Из мыслей к итогам Чтений
Должен признаться: это именно то, чего я всерьёз опасаюсь перед каждыми Чтениями. Вот эти забронзовевшие мифы и памятники, рукотворные читателями. Тогда, пиши пропало: вот он, окончательно сложившийся и единственно верный образ Художника, а слово поперёк – ересь и отступничество. Никаких неудобных вопросов, личных оценок, переосмыслений и прочих свойств работы живой человеческой мысли: Чехов (Пушкин, Толстой, Достоевский, Тургенев, Лермонтов) – они вот такие. Примечательно, что далее пускается в ход извечный аргумент религиозных неофитов: а тот, кто не проникся нашим вИдением, не стяжал нашу веру – тот безблагодатен и никогда не был с нами.

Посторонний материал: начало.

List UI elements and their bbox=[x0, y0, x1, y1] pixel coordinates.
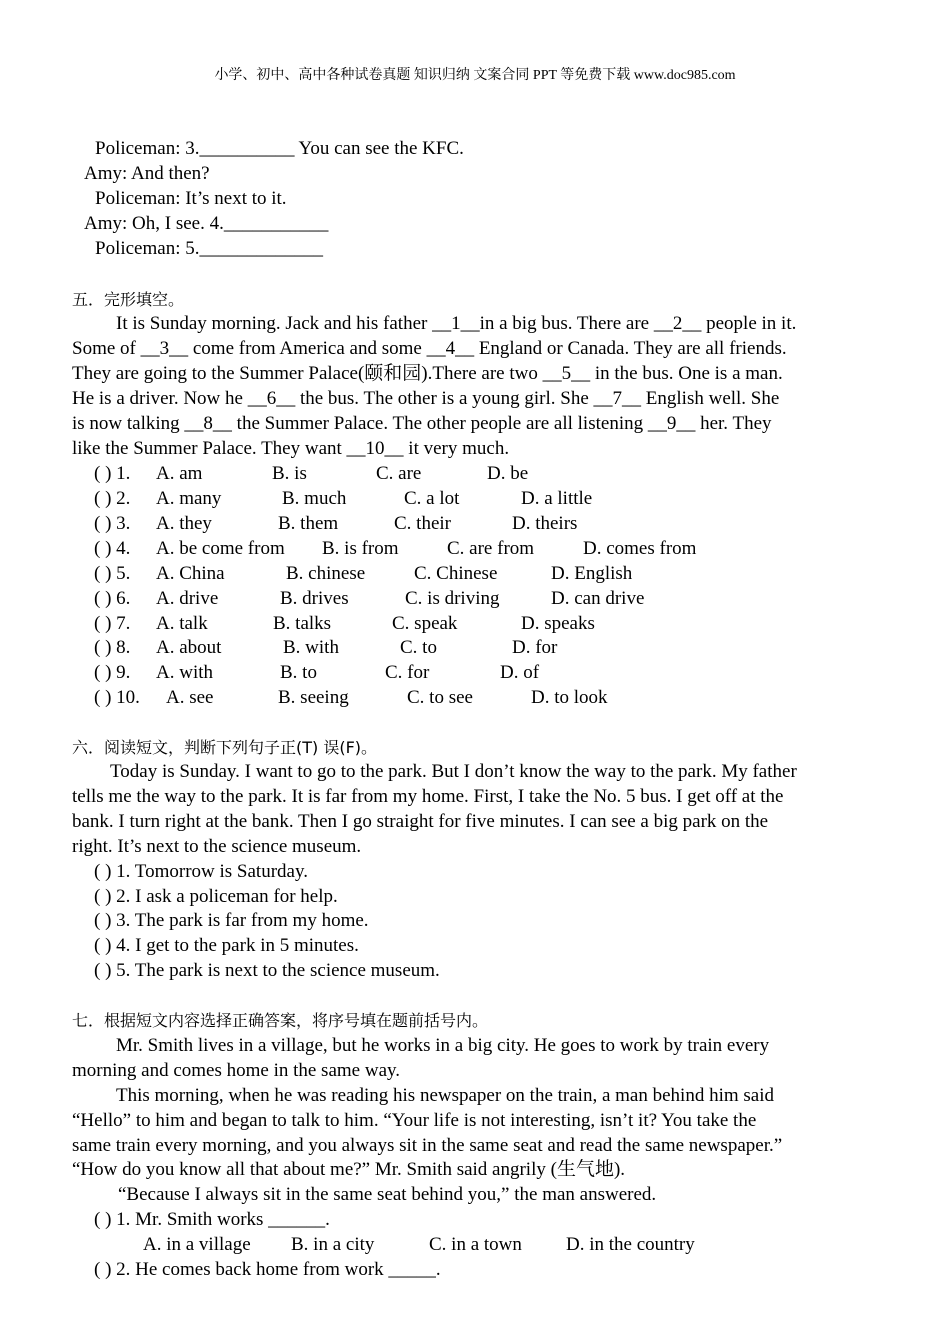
section-7-paragraph-line: “Because I always sit in the same seat behind you,” the man answered. bbox=[118, 1184, 657, 1205]
option-b: B. is bbox=[272, 463, 307, 484]
option-a: A. drive bbox=[156, 588, 219, 609]
question-number: ( ) 5. bbox=[94, 563, 131, 584]
question-number: ( ) 8. bbox=[94, 637, 131, 658]
dialogue-line: Amy: Oh, I see. 4.___________ bbox=[84, 213, 329, 234]
section-7-title: 七．根据短文内容选择正确答案，将序号填在题前括号内。 bbox=[72, 1011, 489, 1030]
section-5-passage-line: is now talking __8__ the Summer Palace. The other people are all listening __9__ her. They bbox=[72, 413, 772, 434]
option-c: C. speak bbox=[392, 613, 458, 634]
section-5-passage-line: like the Summer Palace. They want __10__ it very much. bbox=[72, 438, 510, 459]
question-number: ( ) 4. bbox=[94, 538, 131, 559]
question-number: ( ) 7. bbox=[94, 613, 131, 634]
option-c: C. a lot bbox=[404, 488, 460, 509]
option-c: C. in a town bbox=[429, 1234, 522, 1255]
statement: ( ) 3. The park is far from my home. bbox=[94, 910, 369, 931]
option-b: B. chinese bbox=[286, 563, 366, 584]
statement: ( ) 2. I ask a policeman for help. bbox=[94, 886, 338, 907]
option-c: C. to see bbox=[407, 687, 473, 708]
page-header: 小学、初中、高中各种试卷真题 知识归纳 文案合同 PPT 等免费下载 www.doc985.com bbox=[214, 68, 736, 83]
option-c: C. are bbox=[376, 463, 422, 484]
option-d: D. comes from bbox=[583, 538, 697, 559]
option-a: A. be come from bbox=[156, 538, 285, 559]
question-number: ( ) 10. bbox=[94, 687, 140, 708]
option-d: D. for bbox=[512, 637, 558, 658]
option-b: B. with bbox=[283, 637, 339, 658]
option-d: D. speaks bbox=[521, 613, 595, 634]
section-5-passage-line: It is Sunday morning. Jack and his father __1__in a big bus. There are __2__ people in it. bbox=[116, 313, 797, 334]
option-c: C. is driving bbox=[405, 588, 500, 609]
section-7-paragraph-line: morning and comes home in the same way. bbox=[72, 1060, 401, 1081]
option-a: A. see bbox=[166, 687, 214, 708]
option-c: C. to bbox=[400, 637, 437, 658]
option-b: B. seeing bbox=[278, 687, 349, 708]
option-d: D. in the country bbox=[566, 1234, 695, 1255]
option-a: A. many bbox=[156, 488, 222, 509]
option-d: D. can drive bbox=[551, 588, 645, 609]
statement: ( ) 5. The park is next to the science museum. bbox=[94, 960, 440, 981]
option-c: C. are from bbox=[447, 538, 535, 559]
dialogue-line: Policeman: 5._____________ bbox=[95, 238, 323, 259]
section-7-paragraph-line: “How do you know all that about me?” Mr. Smith said angrily (生气地). bbox=[72, 1159, 626, 1180]
option-b: B. is from bbox=[322, 538, 399, 559]
section-6-title: 六．阅读短文，判断下列句子正(T) 误(F)。 bbox=[72, 738, 378, 757]
option-b: B. much bbox=[282, 488, 347, 509]
question-row: ( ) 1. Mr. Smith works ______. bbox=[94, 1209, 330, 1230]
section-6-passage-line: tells me the way to the park. It is far from my home. First, I take the No. 5 bus. I get off at the bbox=[72, 786, 784, 807]
option-a: A. with bbox=[156, 662, 213, 683]
question-number: ( ) 3. bbox=[94, 513, 131, 534]
option-a: A. in a village bbox=[143, 1234, 251, 1255]
option-a: A. they bbox=[156, 513, 212, 534]
option-c: C. their bbox=[394, 513, 451, 534]
option-d: D. to look bbox=[531, 687, 608, 708]
option-b: B. talks bbox=[273, 613, 332, 634]
option-b: B. in a city bbox=[291, 1234, 375, 1255]
question-number: ( ) 9. bbox=[94, 662, 131, 683]
statement: ( ) 4. I get to the park in 5 minutes. bbox=[94, 935, 359, 956]
section-7-paragraph-line: Mr. Smith lives in a village, but he works in a big city. He goes to work by train every bbox=[116, 1035, 770, 1056]
statement: ( ) 1. Tomorrow is Saturday. bbox=[94, 861, 308, 882]
option-a: A. am bbox=[156, 463, 203, 484]
option-d: D. English bbox=[551, 563, 633, 584]
question-number: ( ) 6. bbox=[94, 588, 131, 609]
section-6-passage-line: Today is Sunday. I want to go to the park. But I don’t know the way to the park. My father bbox=[110, 761, 797, 782]
option-d: D. theirs bbox=[512, 513, 578, 534]
option-b: B. to bbox=[280, 662, 317, 683]
option-d: D. of bbox=[500, 662, 540, 683]
question-number: ( ) 2. bbox=[94, 488, 131, 509]
dialogue-line: Policeman: It’s next to it. bbox=[95, 188, 287, 209]
option-d: D. be bbox=[487, 463, 529, 484]
section-5-passage-line: Some of __3__ come from America and some __4__ England or Canada. They are all friends. bbox=[72, 338, 787, 359]
option-c: C. for bbox=[385, 662, 430, 683]
option-b: B. drives bbox=[280, 588, 349, 609]
option-a: A. about bbox=[156, 637, 222, 658]
question-number: ( ) 1. bbox=[94, 463, 131, 484]
dialogue-line: Policeman: 3.__________ You can see the KFC. bbox=[95, 138, 464, 159]
section-7-paragraph-line: “Hello” to him and began to talk to him. “Your life is not interesting, isn’t it? You take the bbox=[72, 1110, 757, 1131]
section-7-paragraph-line: same train every morning, and you always sit in the same seat and read the same newspaper.” bbox=[72, 1135, 783, 1156]
section-7-paragraph-line: This morning, when he was reading his newspaper on the train, a man behind him said bbox=[116, 1085, 774, 1106]
question-row: ( ) 2. He comes back home from work _____. bbox=[94, 1259, 441, 1280]
option-a: A. talk bbox=[156, 613, 208, 634]
option-c: C. Chinese bbox=[414, 563, 498, 584]
dialogue-line: Amy: And then? bbox=[84, 163, 210, 184]
section-5-passage-line: They are going to the Summer Palace(颐和园).There are two __5__ in the bus. One is a man. bbox=[72, 363, 783, 384]
option-d: D. a little bbox=[521, 488, 593, 509]
section-6-passage-line: bank. I turn right at the bank. Then I go straight for five minutes. I can see a big park on the bbox=[72, 811, 769, 832]
section-5-passage-line: He is a driver. Now he __6__ the bus. The other is a young girl. She __7__ English well. She bbox=[72, 388, 780, 409]
section-5-title: 五．完形填空。 bbox=[72, 290, 185, 309]
section-6-passage-line: right. It’s next to the science museum. bbox=[72, 836, 362, 857]
option-b: B. them bbox=[278, 513, 339, 534]
option-a: A. China bbox=[156, 563, 225, 584]
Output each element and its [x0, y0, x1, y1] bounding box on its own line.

Излишне произносить, какой вред подобное сектантство наносит – что христианству, что русской литературе. Но человек, во многом, устроен так, что ему, зачастую, сложно воспринять иную точку зрения, которая связана с совершенно иным опытом и мироощущением – поколение, социум, окружающая среда, восприятие индивидуума от Таинства Рождения. Когда же субъективные оценки касаются «святого» – например, классика – пиши пропало: вот это, в самом деле, покушение на мои скрепы; но они даже не мои, в них Глас Истины.
Здесь надо бы спросить, а если не спросишь, всерьёз и непраздно порассуждать: а чего именно хотели и даже жаждали классики от нас, читателей новых веков? Чтобы помнили – да, это понятно по-человечески (хотя, полагаю, доктор Чехов безумно удивился бы сегодня, что его помнят). Чтобы читали – да, безусловно. Чтобы понимали – ну, это как повезёт.
Но нуждается ли умный человек в почитании по факту?
Дело в том, что классика и классики уцелевают сквозь века, потому что они – и каждый своим личным почерком – поднимаются над суетой сюжетов и земной проблематикой. Это не только о том, что он любит, она – нет, или об инквизиторе, уничтожившем свободу. На вершине творческого усилия эта литература не просто шагает за рамки плосковато-трёхмерного бытия, но и открывает многое нам о нас самих вне контекстов времён.
Ибо гениальность – способность быть над временем. Не питая никаких иллюзий о нём. Более того, именно этот дар определяет путь Художника, а творчество – уже производное от него.*
Но ни путь, ни творчество, совершенно точно, не приемлют льстивых разговоров с бесконечным пиететом к бронзовым постаментам. Смерть литературы, собственно, наступает не тогда, когда падают тиражи классиков, а Поколение Next рубится в гаджетах в танчики, не воспринимая ничего сверх твиттеровского объёма. Это не фатально: тиражи иногда снова взлетают (как Виктор Гюго взлетел и подорожал во время известного пожара в Соборе), а лучшие в каждом поколении, всё равно, прочтут и переосмыслят.
Она случается тогда, когда мы втискиваем классиков на полочки сознания, выделяем им раз и навсегда отведённую нишу, вносим в хрестоматии и выжигаем калёным железом всякие разномыслия – особенно, нелицеприятные к авторам.
А смерть любимых Чтений наступит (и очень быстро!) тогда, когда эссеисты, проанализировав состав и вкусы Жюри, начнут вести себя ровно так же, как это делал я на уроках Истории, совершенно точно зная – что, в каком контексте и с какой интонацией произносить, дабы учительница в летах расцвела от удовольствия и влепила жирную пятёрку.
По счастью, до этого, как мне видится, далеко. Или, как афористично выразился Игорь Филатов, «у нас в Чтениях было 12 Чеховых» (в 12-ти представленных эссе – примеч.)
Что меня бесконечно радует и вселяет долю оптимизма на будущее.
*Примечание: Спасибо Елене Янушевской (МГУ), что помогла доформулировать о гениальности в одном из наших диалогов.